Szef Rady Europejskiej Donald Tusk ocenił w poniedziałek, że są przesłanki pozwalające sądzić, iż możliwe jest przynajmniej ograniczenie zasięgu konfliktu na Ukrainie. Dodał, że ceną za zakończenie kryzysu nie może być kapitulacja wobec agresywnej polityki.
- Są pewne przesłanki - bardzo delikatne - które każą przypuszczać, że rozwiązanie pokojowe (konfliktu na Ukrainie - RED.), gwarantujące przynajmniej ograniczenie zasięgu konfliktu, jest możliwe i będziemy nad tym pracowali - powiedział Tusk polskim dziennikarzom wieczorem w Brukseli, po pierwszym dniu pracy na stanowisku przewodniczącego Rady Europejskiej. - Wszyscy chcemy pokoju i stabilizacji tam na wschodzie, ale nie kosztem Ukrainy i nie kosztem ustępstw czy kapitulacji wobec agresywnej polityki - dodał.
Planów spotkania z Putinem nie ma
Zastrzegł, że trzeźwo ocenia sytuację i "nie ma szczególnych iluzji", ale "też negatywnych obsesji" co do relacji z Rosją. Dodał, że na razie nie ma planów jego spotkania z prezydentem Rosji Władimirem Putinem. Tusk zapowiedział też, że będzie starał się zapewnić równowagę pomiędzy relacjami UE ze wschodnim i południowym sąsiedztwem. - Jak się żyje nad Morzem Śródziemnym, to można mieć przekonanie, że Europa za bardzo interesuje się wschodem, a jak się jest mieszkańcem Litwy czy Polski, to można czasem sądzić, że za dużo koncentrujemy uwagi czy pieniędzy na basenie Morza Śródziemnego. Trzeba to wszystko zbalansować i uwierzyć w to, że Europa jest jedna i ma swoje granice - powiedział. Jak dodał, oprócz wartości i instytucji UE ma też wspólne granice.
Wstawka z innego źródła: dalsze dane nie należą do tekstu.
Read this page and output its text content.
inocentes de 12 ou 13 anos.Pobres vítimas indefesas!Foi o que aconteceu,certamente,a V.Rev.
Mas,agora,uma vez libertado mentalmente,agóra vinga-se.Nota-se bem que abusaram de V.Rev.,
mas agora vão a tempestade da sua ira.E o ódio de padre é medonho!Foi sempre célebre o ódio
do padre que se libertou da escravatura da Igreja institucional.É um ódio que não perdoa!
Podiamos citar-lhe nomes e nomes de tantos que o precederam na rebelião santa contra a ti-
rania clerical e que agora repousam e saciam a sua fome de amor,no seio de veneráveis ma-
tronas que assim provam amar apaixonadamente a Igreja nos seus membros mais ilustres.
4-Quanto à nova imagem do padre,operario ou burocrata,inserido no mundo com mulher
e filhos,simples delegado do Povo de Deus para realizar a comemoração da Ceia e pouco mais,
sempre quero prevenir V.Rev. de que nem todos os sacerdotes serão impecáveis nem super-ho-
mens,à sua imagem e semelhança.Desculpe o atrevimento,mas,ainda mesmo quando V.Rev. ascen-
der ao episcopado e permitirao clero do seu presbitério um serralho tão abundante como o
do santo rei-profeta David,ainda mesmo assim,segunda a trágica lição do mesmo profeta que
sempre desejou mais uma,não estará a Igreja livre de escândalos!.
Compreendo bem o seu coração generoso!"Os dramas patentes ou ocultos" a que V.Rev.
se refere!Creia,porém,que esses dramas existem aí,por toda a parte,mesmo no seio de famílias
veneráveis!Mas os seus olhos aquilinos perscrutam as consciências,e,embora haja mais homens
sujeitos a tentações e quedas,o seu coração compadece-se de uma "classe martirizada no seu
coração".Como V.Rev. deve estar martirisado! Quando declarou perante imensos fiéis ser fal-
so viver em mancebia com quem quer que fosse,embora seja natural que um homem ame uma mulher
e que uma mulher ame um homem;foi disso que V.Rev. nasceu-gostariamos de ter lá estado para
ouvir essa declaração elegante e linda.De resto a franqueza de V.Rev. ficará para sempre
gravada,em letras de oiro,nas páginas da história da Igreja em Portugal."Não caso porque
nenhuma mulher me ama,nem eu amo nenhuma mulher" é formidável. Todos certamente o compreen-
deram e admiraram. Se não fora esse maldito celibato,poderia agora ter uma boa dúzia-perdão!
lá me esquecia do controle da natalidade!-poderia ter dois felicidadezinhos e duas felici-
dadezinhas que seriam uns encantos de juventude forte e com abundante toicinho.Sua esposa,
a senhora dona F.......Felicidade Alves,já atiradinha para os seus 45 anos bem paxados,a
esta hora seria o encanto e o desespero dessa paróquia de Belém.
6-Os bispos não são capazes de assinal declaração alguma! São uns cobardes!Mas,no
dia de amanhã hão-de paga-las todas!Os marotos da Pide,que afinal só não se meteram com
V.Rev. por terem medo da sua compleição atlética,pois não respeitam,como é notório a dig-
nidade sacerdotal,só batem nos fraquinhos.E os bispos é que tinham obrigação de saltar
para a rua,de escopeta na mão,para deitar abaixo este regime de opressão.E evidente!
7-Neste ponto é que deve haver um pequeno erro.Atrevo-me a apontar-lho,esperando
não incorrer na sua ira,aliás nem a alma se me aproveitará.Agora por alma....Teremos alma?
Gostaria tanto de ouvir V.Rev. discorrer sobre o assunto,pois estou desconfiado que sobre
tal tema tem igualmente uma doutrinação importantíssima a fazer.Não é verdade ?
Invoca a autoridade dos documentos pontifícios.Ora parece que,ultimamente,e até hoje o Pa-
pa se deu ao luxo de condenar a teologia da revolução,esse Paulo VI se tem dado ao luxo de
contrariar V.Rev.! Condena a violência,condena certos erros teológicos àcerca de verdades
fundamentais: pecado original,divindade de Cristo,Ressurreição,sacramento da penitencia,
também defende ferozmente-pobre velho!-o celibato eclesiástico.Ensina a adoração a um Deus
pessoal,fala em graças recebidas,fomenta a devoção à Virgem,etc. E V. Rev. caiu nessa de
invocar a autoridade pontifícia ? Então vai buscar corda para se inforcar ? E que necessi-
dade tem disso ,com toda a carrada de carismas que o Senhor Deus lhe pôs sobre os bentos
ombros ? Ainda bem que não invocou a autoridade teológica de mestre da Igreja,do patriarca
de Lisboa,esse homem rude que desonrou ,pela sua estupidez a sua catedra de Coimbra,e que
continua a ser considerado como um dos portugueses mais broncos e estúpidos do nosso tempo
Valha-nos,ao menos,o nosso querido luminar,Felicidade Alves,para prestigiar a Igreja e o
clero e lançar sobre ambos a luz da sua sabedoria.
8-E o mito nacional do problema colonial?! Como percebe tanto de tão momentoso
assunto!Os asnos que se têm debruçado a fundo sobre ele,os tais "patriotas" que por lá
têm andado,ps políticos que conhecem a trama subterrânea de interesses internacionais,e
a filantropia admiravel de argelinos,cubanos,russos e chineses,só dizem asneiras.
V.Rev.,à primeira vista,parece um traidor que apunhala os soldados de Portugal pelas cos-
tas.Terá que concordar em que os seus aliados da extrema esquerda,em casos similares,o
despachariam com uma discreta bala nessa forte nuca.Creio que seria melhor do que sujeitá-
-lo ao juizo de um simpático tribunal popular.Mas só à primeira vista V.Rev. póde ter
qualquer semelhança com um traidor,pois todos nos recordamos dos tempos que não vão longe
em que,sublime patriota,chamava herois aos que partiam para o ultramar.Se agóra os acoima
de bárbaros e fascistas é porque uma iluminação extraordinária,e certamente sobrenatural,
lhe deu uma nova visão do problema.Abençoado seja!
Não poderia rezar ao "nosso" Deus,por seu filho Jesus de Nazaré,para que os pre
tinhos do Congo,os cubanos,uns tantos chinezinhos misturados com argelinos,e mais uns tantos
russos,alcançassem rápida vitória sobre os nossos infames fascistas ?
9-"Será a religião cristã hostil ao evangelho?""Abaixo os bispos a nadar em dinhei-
Dlatego będę bardzo dbał o to, by równoważyć te działania - począwszy od inwestycji i wydatków, a skończywszy na koncentracji politycznej między wschodem a południem - powiedział Tusk.
Priorytet: relacje transatlantyckich
Tusk poinformował, że pierwszy dzień pracy jako szef Rady Europejskiej zaczął od spotkania z przewodniczącym Komisji Europejskiej Jean-Claude'em Junckerem oraz rozmowy telefonicznej z prezydentem USA Barackiem Obamą.
- Dla mnie priorytetowe jest utrzymanie i wzmocnienie relacji transatlantyckich, zwłaszcza w kontekście tego, co się dzieje wokół Europy - powiedział Tusk.